On Feb. 26, the five commissioners of the Federal Communications Commission (FCC) voted along party lines -- 3 (Democrats) -- 2 (Republicans) -- to enable net neutrality.

While this debate started many years ago and is far from over, especially with Senate testimony from the five FCC commissioners expected on March 18, it's worthwhile to look at the history of the Internet to better understand how we’ve landed here and what this might mean going forward.

In general terms, net neutrality refers to the principle that Internet Service Providers (ISPs) should enable access to all content and applications regardless of the source and without favoring or blocking particular products or websites.

These 3 Bright Line Rules support an open Internet:

  • No Blocking: broadband providers may not block access to legal content, applications, services or non-harmful devices.
  • No Throttling: broadband providers may not impair or degrade lawful Internet traffic on the basis of content, applications, services, or non-harmful devices.
  • No Paid Prioritization: broadband providers may not favor some lawful Internet traffic over other lawful traffic in exchange for consideration of any kind -- in other words “no fast lanes”. This rule also bans ISPs from prioritizing content and services of their affiliates.

A Brief History Lesson

The basic concepts for the Internet emerged in the 1960s with the development of packet switching network concepts and prototypes by researchers in the UK and US. Advanced Research Projects Agency Network (ARPANET) was conceived by ARPA, a government agency inside the US Department of Defense, to validate the concept of packet switching so computers at several academic and research institutions, initially Stanford, UCLA, UCSB and University of Utah, could communicate with each other.

The point? The government conceived of and was the primary maintainer of the Internet until 1992, when it passed the Scientific and Advanced Technology Act. This enabled commercial traffic on the Internet. Government has had a tremendous influence over the emergence of this technology and while its grip has loosened over the last 20 plus years, the government's involvement helped shape the Internet. 

It should therefore come as no surprise that the FCC was given more of a role overseeing the Internet as a result of the Telecommunications Act of 1996. Its predecessor, the Communications Act of 1934, led to the creation of the FCC and laid the foundation for its oversight of the telecommunications industry.

In 2005, the FCC further established its oversight by releasing its “Internet policy statement.” Given an over 80 year history of involvement in the US telecommunications infrastructure, the FCC and government have had significant influence on shaping policy for the telecommunications industry which since the mid 90s has included the Internet. That being said, the FCC’s oversight of the Internet has been relatively hands off, until recently.

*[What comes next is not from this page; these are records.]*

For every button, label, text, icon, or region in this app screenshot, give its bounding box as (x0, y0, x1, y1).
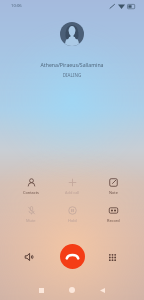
button[interactable]: End call (60, 244, 85, 269)
button[interactable]: Note (93, 177, 134, 196)
staticText: Add call (65, 190, 80, 195)
staticText: Note (109, 190, 118, 195)
staticText: Hold (68, 218, 77, 223)
button[interactable]: Add call (52, 177, 93, 196)
staticText: 10:06 (11, 3, 22, 9)
button[interactable]: Record (93, 205, 134, 224)
staticText: Record (107, 218, 120, 223)
button[interactable]: Speaker (21, 248, 39, 266)
staticText: Mute (26, 218, 36, 223)
button[interactable]: Keypad (103, 248, 121, 266)
button[interactable]: Back (97, 285, 107, 295)
staticText: Athena/Piraeus/Sallamina (0, 61, 144, 68)
button[interactable]: Recents (36, 285, 46, 295)
staticText: Contacts (23, 190, 39, 195)
button[interactable]: Hold (52, 205, 93, 224)
button[interactable]: Mute (10, 205, 52, 224)
staticText: DIALING (0, 72, 144, 78)
button[interactable]: Home (67, 285, 77, 295)
button[interactable]: Contacts (10, 177, 52, 196)
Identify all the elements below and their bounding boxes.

Then Senator Barack Obama came out in favor of net neutrality in 2007. He said if elected President, he would protect a free and open Internet. He’s acted as a strong advocate of net neutrality since, reiterating once again the need for net neutrality last November.

Fast forward to May, 2014. The FCC opened a four month public comment period on Internet regulatory structure and net neutrality. It received close to 4 million responses from Americans -- the most comments it has ever received for an issue opened up for public comment.

And with three of the five FCC commissioners being Democrats, it was not a surprise when the commissioners voted along party lines to approve net neutrality. 

Where Do We Go From Here?

We arrived here in part because Verizon overplayed its hand with its Jan. 2014 legal victory. Verizon had sued to block the FCC’s 2010 lighter version of net neutrality which led the FCC to reclassify broadband as a common carriage service. No doubt there will be challenges from AT&T, Comcast, Verizon and several others to overturn this decision.

On the one side we have the FCC starting to flex its regulatory muscle and on the other, the private sector responsible for building out and managing the network claiming they need more flexibility in how they charge for their services to support their future investment. 

This is shaping up to be a classic confrontation between the private sector trying to maximize its self-interest vs. the government trying to ensure any gaps between the haves and the have-nots are minimized. And with both sides bringing their formidable resources to bear, one could say this debate is right where it's supposed to be.

Each side has valid concerns. As each escalates its efforts, the other feels the need to do the same. This will play out over the next several years and regardless of your position, this is more an early volley rather than a final decision.

The commissioners’ testimony to the Senate on March 18 should be interesting. And with the three Democrat FCC commissioners facing term expirations in 2015, 2017 and 2018 along with President Obama leaving office in 2016, we could see a reshaping of the FCC right when the net neutrality debate picks up steam.